Mi Tierra expanded its seating capacity and opened its doors as restaurant in 2009. It featured traditional Mexican food, not the Tex-Mex variety commonly found in the area. Dora, Jorge and family was from the Mexican state of Guerrero, and the food was simple and striking. Tacos were nothing more than homemade tortillas, meat, cilantro and onion. A variety of special plates showcased the more complex flavors of Mexican sauces… the mole was both sweet and spicy.
The restaurant was a big success. The townspeople of Hadley, Amherst, and Northampton spread word of this hidden jewel as it was very difficult to see from Rt. 9. One of the best things a restaurant could hope for took place: once people came, they kept coming back. Mi Tierra established a friend base, and an unusually high percentage of the people coming for the fresh food and ingredients were regulars who needed their “Mi Tierra fix”, some coming as often as two or three times a week. It was a true family operation: Dora out front and Jorge helping out in the back. Their sisters Teresa and Virginia, and later nieces, daughters, and sons also joined in to the growing business. Dora and Jorge’s daughters Estela and Alejandra could frequently be seen running around the restaurant doing small tasks, or just wanting their mother!
Dora, Jorge and Family quietly reinvested all of their increasing funds back into their business, buying kitchen equipment and continuing expanding. In 2010, the adjoining Hadley Pub was bought out by Mi Tierra. The family tore down the wall separating the two businesses, and incorporated the bar into the restaurant. Business continued to increase, they started offering wine and beer, which led to tequila, which led to margaritas…The margaritas were served with the best sour mix around, only using freshly squeezed oranges and limes and fruits.
The year 2013 was a year that showed real promise. The menu was totally revamped and new items added to the already large list of selections . Dora, Jorge and family began their true plan to provide the Valley with the freshest ingredients available. They wanted their food to be as traditional as possible. They wanted the tortillas to come from scratch, using local corn. A friend farmer planted Mexican corn seed. Yellow, red and purple corn kernels. The plants grew up…but without any corn at all! It was simply too cold for the corn to sprout.

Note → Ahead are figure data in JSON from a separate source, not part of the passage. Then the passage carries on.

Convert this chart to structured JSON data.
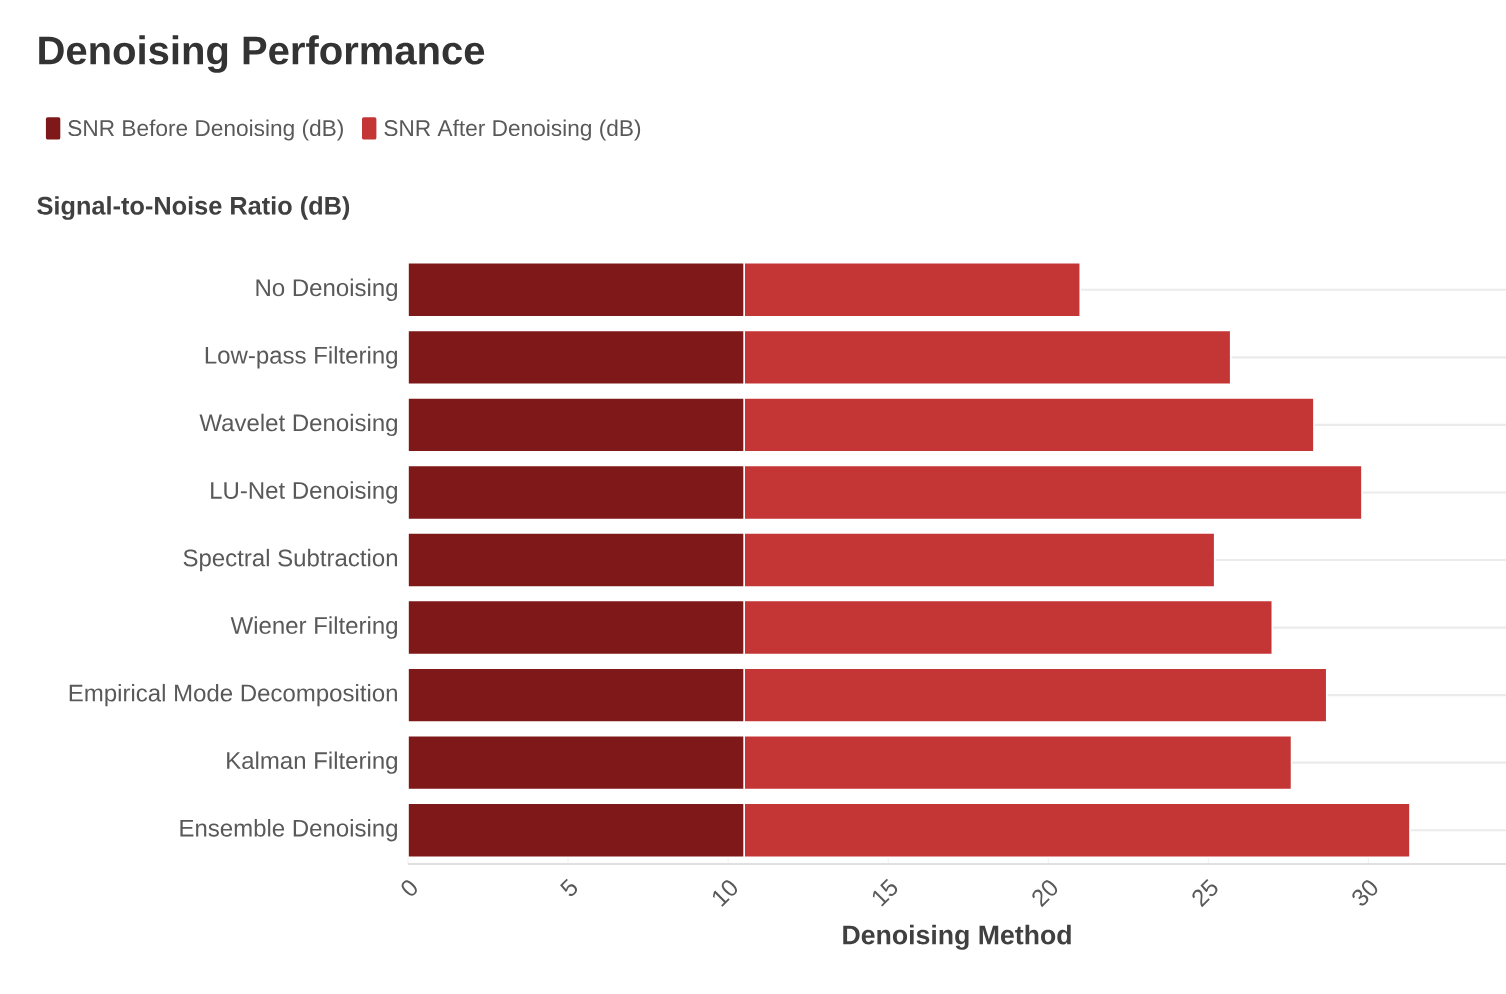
{
  "chart_data": {
    "type": "bar",
    "orientation": "horizontal",
    "stacked": true,
    "title": "Denoising Performance",
    "ylabel": "Signal-to-Noise Ratio (dB)",
    "xlabel": "Denoising Method",
    "categories": [
      "No Denoising",
      "Low-pass Filtering",
      "Wavelet Denoising",
      "LU-Net Denoising",
      "Spectral Subtraction",
      "Wiener Filtering",
      "Empirical Mode Decomposition",
      "Kalman Filtering",
      "Ensemble Denoising"
    ],
    "series": [
      {
        "name": "SNR Before Denoising (dB)",
        "color": "#7f1818",
        "values": [
          10.5,
          10.5,
          10.5,
          10.5,
          10.5,
          10.5,
          10.5,
          10.5,
          10.5
        ]
      },
      {
        "name": "SNR After Denoising (dB)",
        "color": "#c43535",
        "values": [
          10.5,
          15.2,
          17.8,
          19.3,
          14.7,
          16.5,
          18.2,
          17.1,
          20.8
        ]
      }
    ],
    "xlim": [
      0,
      34.3
    ],
    "xticks": [
      0,
      5,
      10,
      15,
      20,
      25,
      30
    ],
    "grid": "y",
    "legend": "top left"
  }
}
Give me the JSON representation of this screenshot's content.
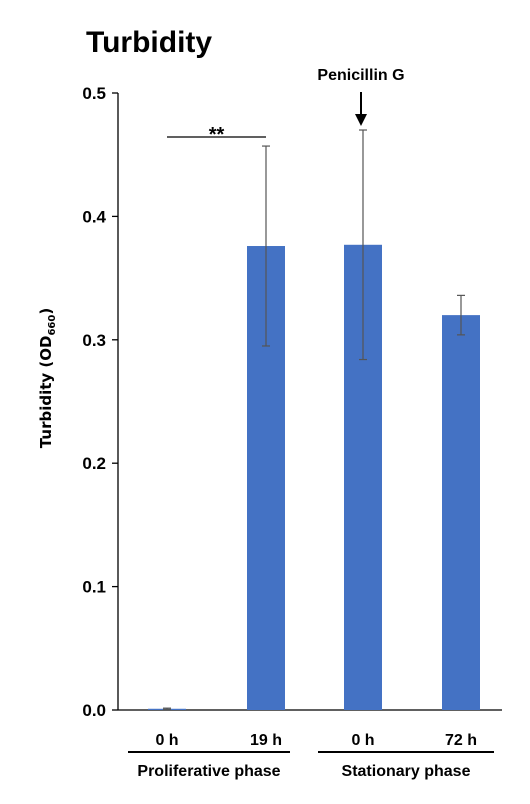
{
  "chart_data": {
    "type": "bar",
    "title": "Turbidity",
    "ylabel_main": "Turbidity (OD",
    "ylabel_sub": "660",
    "ylabel_close": ")",
    "ylim": [
      0,
      0.5
    ],
    "yticks": [
      "0.0",
      "0.1",
      "0.2",
      "0.3",
      "0.4",
      "0.5"
    ],
    "categories": [
      "0 h",
      "19 h",
      "0 h",
      "72 h"
    ],
    "values": [
      0.001,
      0.376,
      0.377,
      0.32
    ],
    "errors": [
      0.0005,
      0.081,
      0.093,
      0.016
    ],
    "groups": [
      {
        "label": "Proliferative phase",
        "categories": [
          0,
          1
        ]
      },
      {
        "label": "Stationary phase",
        "categories": [
          2,
          3
        ]
      }
    ],
    "bar_color": "#4472c4",
    "grid": false,
    "annotations": {
      "arrow_label": "Penicillin G",
      "arrow_category": 2,
      "significance": "**",
      "significance_between": [
        0,
        1
      ]
    }
  }
}
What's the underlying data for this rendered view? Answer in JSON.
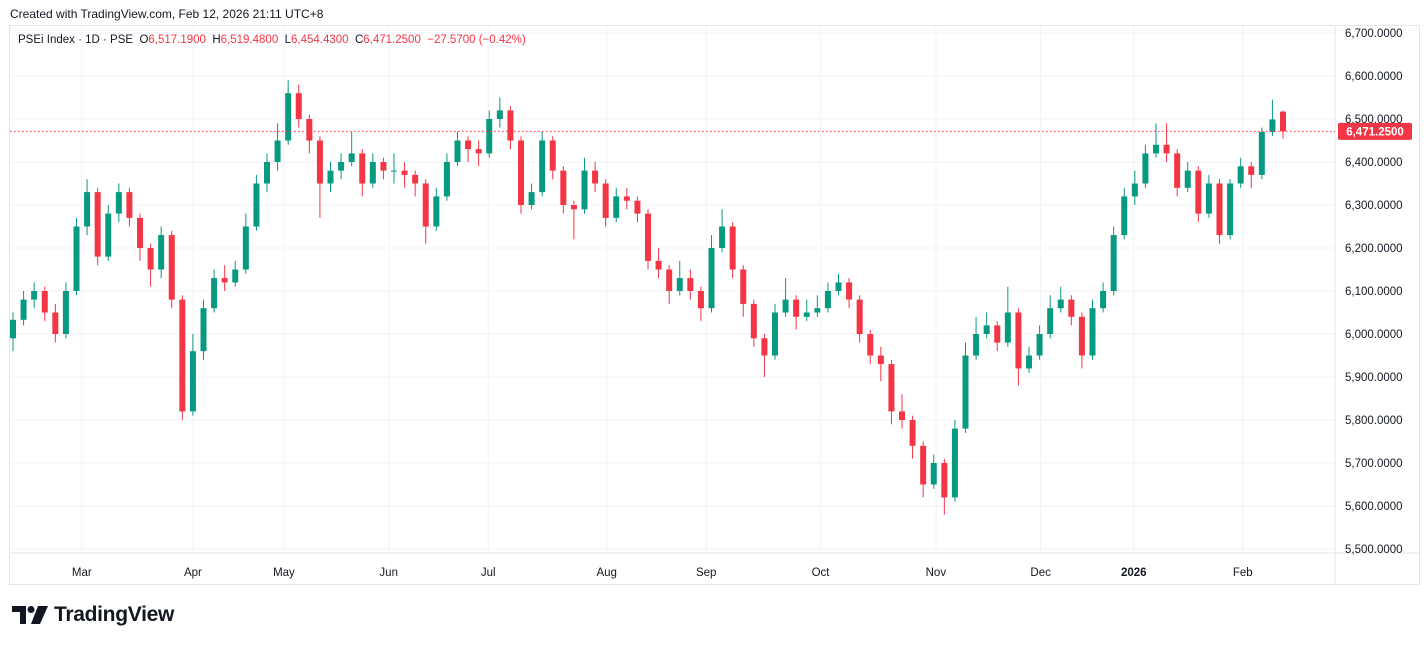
{
  "header": {
    "created": "Created with TradingView.com, Feb 12, 2026 21:11 UTC+8"
  },
  "legend": {
    "symbol": "PSEi Index · 1D · PSE",
    "o_label": "O",
    "o": "6,517.1900",
    "h_label": "H",
    "h": "6,519.4800",
    "l_label": "L",
    "l": "6,454.4300",
    "c_label": "C",
    "c": "6,471.2500",
    "change": "−27.5700 (−0.42%)"
  },
  "last_price_label": "6,471.2500",
  "logo": {
    "text": "TradingView"
  },
  "colors": {
    "up": "#089981",
    "down": "#f23645",
    "grid": "#f0f3fa",
    "text": "#131722"
  },
  "chart_data": {
    "type": "candlestick",
    "title": "PSEi Index · 1D · PSE",
    "ylim": [
      5500,
      6700
    ],
    "y_ticks": [
      "6,700.0000",
      "6,600.0000",
      "6,500.0000",
      "6,400.0000",
      "6,300.0000",
      "6,200.0000",
      "6,100.0000",
      "6,000.0000",
      "5,900.0000",
      "5,800.0000",
      "5,700.0000",
      "5,600.0000",
      "5,500.0000"
    ],
    "y_tick_values": [
      6700,
      6600,
      6500,
      6400,
      6300,
      6200,
      6100,
      6000,
      5900,
      5800,
      5700,
      5600,
      5500
    ],
    "x_ticks": [
      {
        "label": "Mar",
        "index": 6.5,
        "bold": false
      },
      {
        "label": "Apr",
        "index": 17,
        "bold": false
      },
      {
        "label": "May",
        "index": 25.6,
        "bold": false
      },
      {
        "label": "Jun",
        "index": 35.5,
        "bold": false
      },
      {
        "label": "Jul",
        "index": 44.9,
        "bold": false
      },
      {
        "label": "Aug",
        "index": 56.1,
        "bold": false
      },
      {
        "label": "Sep",
        "index": 65.5,
        "bold": false
      },
      {
        "label": "Oct",
        "index": 76.3,
        "bold": false
      },
      {
        "label": "Nov",
        "index": 87.2,
        "bold": false
      },
      {
        "label": "Dec",
        "index": 97.1,
        "bold": false
      },
      {
        "label": "2026",
        "index": 105.9,
        "bold": true
      },
      {
        "label": "Feb",
        "index": 116.2,
        "bold": false
      }
    ],
    "last_price": 6471.25,
    "grid": true,
    "ohlc": [
      [
        5990,
        6050,
        5960,
        6033
      ],
      [
        6033,
        6100,
        6020,
        6080
      ],
      [
        6080,
        6120,
        6060,
        6100
      ],
      [
        6100,
        6110,
        6030,
        6050
      ],
      [
        6050,
        6070,
        5980,
        6000
      ],
      [
        6000,
        6120,
        5990,
        6100
      ],
      [
        6100,
        6270,
        6090,
        6250
      ],
      [
        6250,
        6360,
        6230,
        6330
      ],
      [
        6330,
        6340,
        6160,
        6180
      ],
      [
        6180,
        6300,
        6170,
        6280
      ],
      [
        6280,
        6350,
        6260,
        6330
      ],
      [
        6330,
        6340,
        6250,
        6270
      ],
      [
        6270,
        6280,
        6170,
        6200
      ],
      [
        6200,
        6210,
        6110,
        6150
      ],
      [
        6150,
        6250,
        6130,
        6230
      ],
      [
        6230,
        6240,
        6060,
        6080
      ],
      [
        6080,
        6090,
        5800,
        5820
      ],
      [
        5820,
        6000,
        5810,
        5960
      ],
      [
        5960,
        6080,
        5940,
        6060
      ],
      [
        6060,
        6150,
        6050,
        6130
      ],
      [
        6130,
        6160,
        6100,
        6120
      ],
      [
        6120,
        6170,
        6110,
        6150
      ],
      [
        6150,
        6280,
        6140,
        6250
      ],
      [
        6250,
        6370,
        6240,
        6350
      ],
      [
        6350,
        6420,
        6330,
        6400
      ],
      [
        6400,
        6490,
        6380,
        6450
      ],
      [
        6450,
        6590,
        6440,
        6560
      ],
      [
        6560,
        6580,
        6480,
        6500
      ],
      [
        6500,
        6510,
        6420,
        6450
      ],
      [
        6450,
        6460,
        6270,
        6350
      ],
      [
        6350,
        6400,
        6330,
        6380
      ],
      [
        6380,
        6420,
        6360,
        6400
      ],
      [
        6400,
        6470,
        6390,
        6420
      ],
      [
        6420,
        6430,
        6320,
        6350
      ],
      [
        6350,
        6420,
        6340,
        6400
      ],
      [
        6400,
        6410,
        6360,
        6380
      ],
      [
        6380,
        6420,
        6350,
        6380
      ],
      [
        6380,
        6400,
        6340,
        6370
      ],
      [
        6370,
        6380,
        6320,
        6350
      ],
      [
        6350,
        6360,
        6210,
        6250
      ],
      [
        6250,
        6340,
        6240,
        6320
      ],
      [
        6320,
        6420,
        6310,
        6400
      ],
      [
        6400,
        6470,
        6390,
        6450
      ],
      [
        6450,
        6460,
        6400,
        6430
      ],
      [
        6430,
        6450,
        6390,
        6420
      ],
      [
        6420,
        6520,
        6410,
        6500
      ],
      [
        6500,
        6550,
        6480,
        6520
      ],
      [
        6520,
        6530,
        6430,
        6450
      ],
      [
        6450,
        6460,
        6280,
        6300
      ],
      [
        6300,
        6350,
        6290,
        6330
      ],
      [
        6330,
        6470,
        6320,
        6450
      ],
      [
        6450,
        6460,
        6360,
        6380
      ],
      [
        6380,
        6390,
        6280,
        6300
      ],
      [
        6300,
        6310,
        6220,
        6290
      ],
      [
        6290,
        6410,
        6280,
        6380
      ],
      [
        6380,
        6400,
        6330,
        6350
      ],
      [
        6350,
        6360,
        6250,
        6270
      ],
      [
        6270,
        6340,
        6260,
        6320
      ],
      [
        6320,
        6340,
        6290,
        6310
      ],
      [
        6310,
        6320,
        6260,
        6280
      ],
      [
        6280,
        6290,
        6150,
        6170
      ],
      [
        6170,
        6200,
        6130,
        6150
      ],
      [
        6150,
        6160,
        6070,
        6100
      ],
      [
        6100,
        6170,
        6090,
        6130
      ],
      [
        6130,
        6150,
        6080,
        6100
      ],
      [
        6100,
        6110,
        6030,
        6060
      ],
      [
        6060,
        6230,
        6050,
        6200
      ],
      [
        6200,
        6290,
        6190,
        6250
      ],
      [
        6250,
        6260,
        6130,
        6150
      ],
      [
        6150,
        6160,
        6040,
        6070
      ],
      [
        6070,
        6080,
        5970,
        5990
      ],
      [
        5990,
        6000,
        5900,
        5950
      ],
      [
        5950,
        6070,
        5940,
        6050
      ],
      [
        6050,
        6130,
        6040,
        6080
      ],
      [
        6080,
        6090,
        6010,
        6040
      ],
      [
        6040,
        6080,
        6030,
        6050
      ],
      [
        6050,
        6090,
        6040,
        6060
      ],
      [
        6060,
        6120,
        6050,
        6100
      ],
      [
        6100,
        6140,
        6090,
        6120
      ],
      [
        6120,
        6130,
        6060,
        6080
      ],
      [
        6080,
        6090,
        5980,
        6000
      ],
      [
        6000,
        6010,
        5930,
        5950
      ],
      [
        5950,
        5970,
        5890,
        5930
      ],
      [
        5930,
        5940,
        5790,
        5820
      ],
      [
        5820,
        5860,
        5780,
        5800
      ],
      [
        5800,
        5810,
        5710,
        5740
      ],
      [
        5740,
        5750,
        5620,
        5650
      ],
      [
        5650,
        5720,
        5640,
        5700
      ],
      [
        5700,
        5710,
        5580,
        5620
      ],
      [
        5620,
        5800,
        5610,
        5780
      ],
      [
        5780,
        5980,
        5770,
        5950
      ],
      [
        5950,
        6040,
        5940,
        6000
      ],
      [
        6000,
        6050,
        5990,
        6020
      ],
      [
        6020,
        6030,
        5960,
        5980
      ],
      [
        5980,
        6110,
        5970,
        6050
      ],
      [
        6050,
        6060,
        5880,
        5920
      ],
      [
        5920,
        5970,
        5910,
        5950
      ],
      [
        5950,
        6020,
        5940,
        6000
      ],
      [
        6000,
        6090,
        5990,
        6060
      ],
      [
        6060,
        6110,
        6050,
        6080
      ],
      [
        6080,
        6090,
        6020,
        6040
      ],
      [
        6040,
        6050,
        5920,
        5950
      ],
      [
        5950,
        6080,
        5940,
        6060
      ],
      [
        6060,
        6120,
        6050,
        6100
      ],
      [
        6100,
        6250,
        6090,
        6230
      ],
      [
        6230,
        6340,
        6220,
        6320
      ],
      [
        6320,
        6380,
        6300,
        6350
      ],
      [
        6350,
        6440,
        6340,
        6420
      ],
      [
        6420,
        6490,
        6410,
        6440
      ],
      [
        6440,
        6490,
        6400,
        6420
      ],
      [
        6420,
        6430,
        6320,
        6340
      ],
      [
        6340,
        6400,
        6330,
        6380
      ],
      [
        6380,
        6390,
        6260,
        6280
      ],
      [
        6280,
        6370,
        6270,
        6350
      ],
      [
        6350,
        6360,
        6210,
        6230
      ],
      [
        6230,
        6360,
        6220,
        6350
      ],
      [
        6350,
        6410,
        6340,
        6390
      ],
      [
        6390,
        6400,
        6340,
        6370
      ],
      [
        6370,
        6480,
        6360,
        6470
      ],
      [
        6470,
        6545,
        6460,
        6499
      ],
      [
        6517.19,
        6519.48,
        6454.43,
        6471.25
      ]
    ]
  }
}
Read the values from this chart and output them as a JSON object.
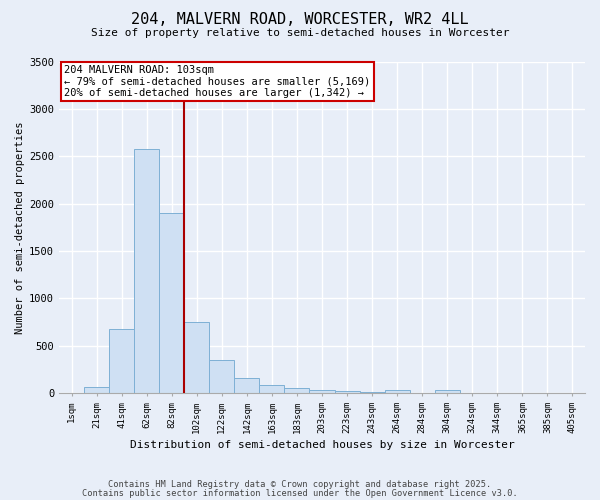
{
  "title1": "204, MALVERN ROAD, WORCESTER, WR2 4LL",
  "title2": "Size of property relative to semi-detached houses in Worcester",
  "xlabel": "Distribution of semi-detached houses by size in Worcester",
  "ylabel": "Number of semi-detached properties",
  "categories": [
    "1sqm",
    "21sqm",
    "41sqm",
    "62sqm",
    "82sqm",
    "102sqm",
    "122sqm",
    "142sqm",
    "163sqm",
    "183sqm",
    "203sqm",
    "223sqm",
    "243sqm",
    "264sqm",
    "284sqm",
    "304sqm",
    "324sqm",
    "344sqm",
    "365sqm",
    "385sqm",
    "405sqm"
  ],
  "values": [
    0,
    60,
    680,
    2580,
    1900,
    750,
    350,
    160,
    90,
    55,
    35,
    25,
    15,
    30,
    0,
    30,
    0,
    0,
    0,
    0,
    0
  ],
  "bar_color": "#cfe0f3",
  "bar_edge_color": "#7eb0d5",
  "property_line_x": 4.5,
  "property_line_color": "#aa0000",
  "annotation_text": "204 MALVERN ROAD: 103sqm\n← 79% of semi-detached houses are smaller (5,169)\n20% of semi-detached houses are larger (1,342) →",
  "annotation_box_color": "#ffffff",
  "annotation_box_edge": "#cc0000",
  "ylim": [
    0,
    3500
  ],
  "yticks": [
    0,
    500,
    1000,
    1500,
    2000,
    2500,
    3000,
    3500
  ],
  "footer1": "Contains HM Land Registry data © Crown copyright and database right 2025.",
  "footer2": "Contains public sector information licensed under the Open Government Licence v3.0.",
  "background_color": "#e8eef8",
  "plot_background": "#e8eef8",
  "grid_color": "#ffffff"
}
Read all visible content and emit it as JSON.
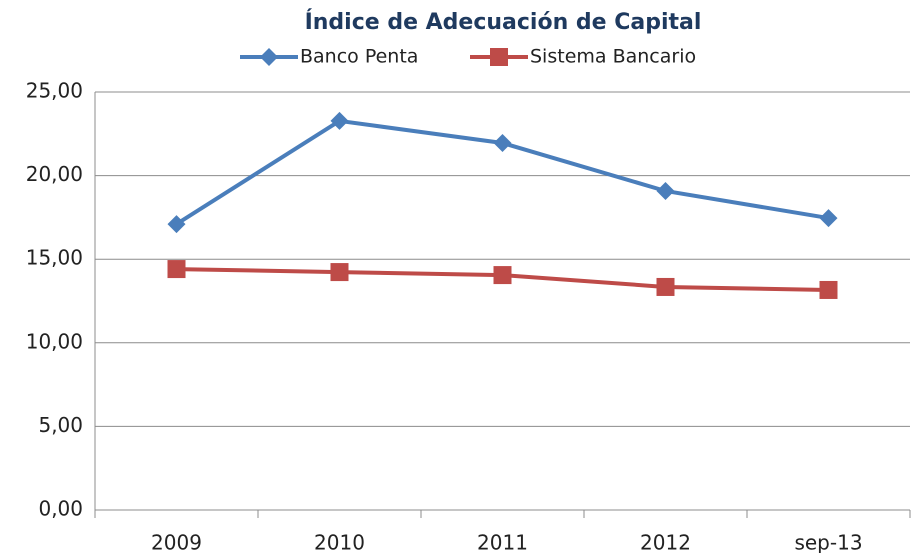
{
  "chart_data": {
    "type": "line",
    "title": "Índice de Adecuación de Capital",
    "categories": [
      "2009",
      "2010",
      "2011",
      "2012",
      "sep-13"
    ],
    "series": [
      {
        "name": "Banco Penta",
        "color": "#4a7ebb",
        "marker": "diamond",
        "values": [
          17.1,
          23.27,
          21.95,
          19.08,
          17.46
        ]
      },
      {
        "name": "Sistema Bancario",
        "color": "#be4b48",
        "marker": "square",
        "values": [
          14.41,
          14.23,
          14.05,
          13.34,
          13.16
        ]
      }
    ],
    "ylim": [
      0,
      25
    ],
    "yticks": [
      {
        "value": 0,
        "label": "0,00"
      },
      {
        "value": 5,
        "label": "5,00"
      },
      {
        "value": 10,
        "label": "10,00"
      },
      {
        "value": 15,
        "label": "15,00"
      },
      {
        "value": 20,
        "label": "20,00"
      },
      {
        "value": 25,
        "label": "25,00"
      }
    ],
    "grid": true,
    "legend": "top"
  }
}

They purchased a new automated tortilla machine to better serve the raising tortilla demand for the restaurant and for retail sale. Meanwhile another friend had grown wonderful heirloom yellow corn. They started processing the corn and found out that it worked great, In the meantime, Mi Tierra had perfected both making Nixtamal and using their tortilla maker, which could process 2200 tortillas in an hour with about 150 pounds of nixtamal at a time.
Then the American dream was postponed. Dora, Jorge and Family truly believe that everything happens for a reason. In October 27th 2013 a fire destroyed the plaza taking to the ground a dozen of business including Mi Tierra. A family investment of time, sweat and love for the past ten years was destroyed in a blink of an eye. Ten years of hard work were gone in few minutes. Hadley has become a coveted spot for business bringing some national changes and some multinational business making real estate extremely expensive in consequence almost impossible for Mi Tierra to reopen.
After 13 months Mi Tierra finally re-opened! We were able to re-open thanks to the wonderful help of family , friends , local businesses , town authorities , our attorney , a community minded financial institution and many anonymous people who helped for the only reason they are amazing people with great heart.